Microwaves themselves MAY not be much of a cancer risk, as the Radio Frequency (RF) they emit, does not cause cancer in the same way as ionising radiation does. To read up more about microwaves and other RF: https://www.cancer.org/cancer/cancer-causes/radiation-exposure/radiofrequency-radiation.html
COMING TO SPECIFIC CANCERS …
An artificial sweetener used in “diet drinks”, aspartame, was shown to be linked to tumours of the brain. Indeed, many foods that are dubbed “sugar-free” or “fat-free”, have potentially harmful additives.
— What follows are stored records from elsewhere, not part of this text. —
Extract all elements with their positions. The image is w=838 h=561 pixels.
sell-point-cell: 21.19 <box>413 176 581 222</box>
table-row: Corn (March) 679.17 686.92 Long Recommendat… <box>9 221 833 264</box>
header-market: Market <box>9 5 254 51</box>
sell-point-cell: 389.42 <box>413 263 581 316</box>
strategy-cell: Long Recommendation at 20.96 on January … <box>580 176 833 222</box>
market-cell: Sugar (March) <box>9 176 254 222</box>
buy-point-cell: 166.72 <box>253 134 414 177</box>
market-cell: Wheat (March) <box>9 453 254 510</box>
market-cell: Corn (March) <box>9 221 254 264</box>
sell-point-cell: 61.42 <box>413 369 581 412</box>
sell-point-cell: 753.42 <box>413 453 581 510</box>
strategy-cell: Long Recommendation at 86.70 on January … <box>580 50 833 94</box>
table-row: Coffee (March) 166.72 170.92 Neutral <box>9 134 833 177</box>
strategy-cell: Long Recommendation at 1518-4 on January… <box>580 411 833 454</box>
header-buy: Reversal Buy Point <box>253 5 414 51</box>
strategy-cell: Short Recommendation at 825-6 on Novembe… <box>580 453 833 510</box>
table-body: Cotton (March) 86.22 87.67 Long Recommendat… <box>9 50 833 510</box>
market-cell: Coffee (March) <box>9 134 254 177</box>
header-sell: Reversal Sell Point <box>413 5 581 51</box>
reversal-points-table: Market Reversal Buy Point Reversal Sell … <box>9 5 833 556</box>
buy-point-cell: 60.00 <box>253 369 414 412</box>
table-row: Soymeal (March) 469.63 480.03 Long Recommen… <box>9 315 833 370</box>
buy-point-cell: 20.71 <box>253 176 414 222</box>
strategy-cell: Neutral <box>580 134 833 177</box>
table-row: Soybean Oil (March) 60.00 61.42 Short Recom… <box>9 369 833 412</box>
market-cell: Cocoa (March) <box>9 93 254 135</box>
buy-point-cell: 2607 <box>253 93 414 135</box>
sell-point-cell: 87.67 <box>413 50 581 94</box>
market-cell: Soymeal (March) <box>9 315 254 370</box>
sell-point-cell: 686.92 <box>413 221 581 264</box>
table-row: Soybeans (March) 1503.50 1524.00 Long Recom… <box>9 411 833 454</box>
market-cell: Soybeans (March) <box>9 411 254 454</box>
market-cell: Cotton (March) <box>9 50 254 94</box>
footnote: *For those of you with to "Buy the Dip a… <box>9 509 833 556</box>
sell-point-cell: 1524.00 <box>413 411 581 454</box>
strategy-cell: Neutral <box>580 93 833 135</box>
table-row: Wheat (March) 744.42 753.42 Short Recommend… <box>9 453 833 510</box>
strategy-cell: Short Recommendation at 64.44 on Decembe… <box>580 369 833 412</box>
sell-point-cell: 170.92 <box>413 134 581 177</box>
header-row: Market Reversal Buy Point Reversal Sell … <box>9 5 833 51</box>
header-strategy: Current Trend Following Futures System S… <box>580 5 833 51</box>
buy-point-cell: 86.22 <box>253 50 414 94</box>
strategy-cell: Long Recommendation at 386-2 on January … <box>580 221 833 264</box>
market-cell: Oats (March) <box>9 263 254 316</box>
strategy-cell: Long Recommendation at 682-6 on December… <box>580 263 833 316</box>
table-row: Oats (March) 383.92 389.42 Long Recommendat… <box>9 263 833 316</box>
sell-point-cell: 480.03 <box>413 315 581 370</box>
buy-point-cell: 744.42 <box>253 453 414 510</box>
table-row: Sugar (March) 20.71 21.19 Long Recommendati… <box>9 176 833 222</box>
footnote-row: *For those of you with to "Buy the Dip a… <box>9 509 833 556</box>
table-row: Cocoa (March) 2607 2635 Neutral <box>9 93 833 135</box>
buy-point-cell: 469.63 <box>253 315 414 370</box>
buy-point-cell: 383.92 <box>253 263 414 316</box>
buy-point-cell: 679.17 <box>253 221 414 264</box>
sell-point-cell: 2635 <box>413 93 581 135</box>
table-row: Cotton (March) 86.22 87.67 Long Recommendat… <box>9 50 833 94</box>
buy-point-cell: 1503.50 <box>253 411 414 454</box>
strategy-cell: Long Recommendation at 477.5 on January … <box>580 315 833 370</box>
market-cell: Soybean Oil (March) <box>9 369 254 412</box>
Cancers of the mouth and oesophagus are caused by both deficiencies and harsh foodstuffs. Eating a balanced diet as discussed previously, can prevent oral cancers. Very hot food and beverages like tea and coffee, damage epithelial cells in the mouth and oesophagus and cause cancer changes. Hot spices are also associated with mouth cancers, as is the chewing of “betel nut”.
Cancer of the breast, apart from being associated with general factors like obesity and lack of exercise, has been found to have an association with consumption of braaid meat more than twice a week.
Cancer of the stomach is caused by a host of factors. But among them is Nitrites and Nitrates, the preservatives used in e.g. corned meat, viennas, russian sausages, and which give the meats a pink colour. These types of meats should be avoided. Where possible, the best way to keep meat and other foods fresh is to use a refrigerator (fridge) (link provided above).
Cancer of the large bowel (colorectal cancer), as mentioned earlier, is caused by foods lacking in roughage. Refined carbohydrates like white bread or its flour, and polished rice, must be avoided in the cancer conscious Kitchen.
SOME COMMON KITCHEN MISTAKES THAT INCREASE THE RISK OF CANCER
In baking food, effort must be made to avoid turning the food brown. Black (charred) food is far worse than brown. This is because in baking food to the degree of brown or blackness, compounds are formed that cause cancer. Indeed, cooking or steaming food such as bread, maize and meat, is safer than baking, roasting or grilling / braaing (respectively).
Metal spoons should not be used to stir hot food while it is being cooked. Doing so promotes the onset of cancer (carcinogenesis). Wooden spoons should be used instead (link provided above).
There is a tendency, especially in the Developing World, to prefer diets consisting mostly of carbohydrates and meat, and deficient of fruits and vegetables. This type of diet is, ironically, seen as a status symbol, a symbol of wealth!
Cooking-oil used for frying should not be left overnight and reused. This is a common practice in businesses that sell fat cakes, potato chips and other fast foods. In standing for many hours as in overnight, the hot oil forms cancer-causing compounds.
Diet is vital for life. And we take it into our bodies everyday of our lives. Diet has a strong connection with Cancer, which is one of the two biggest killer diseases globally.
Through a healthy diet, a significant reduction in the likelihood of developing cancer, can be achieved. And through unhealthy foods, methods of food storage and food preparation, the likelihood and incidence of cancer can be increased.
Even well-prepared food can still have a contribution in the onset of cancer. An example is if the food is deficient in certain nutrients and / or micronutrients (like molybdenum). This could be because of poor soil quality where the food is grown.
Observing standard recommendations on
- balancing our diets,
- preparing food hygienically and
- not burning or charring it, and
- limiting our calorie intake so as to prevent obesity,
can have a dramatic effect in reducing the scourge of CANCER.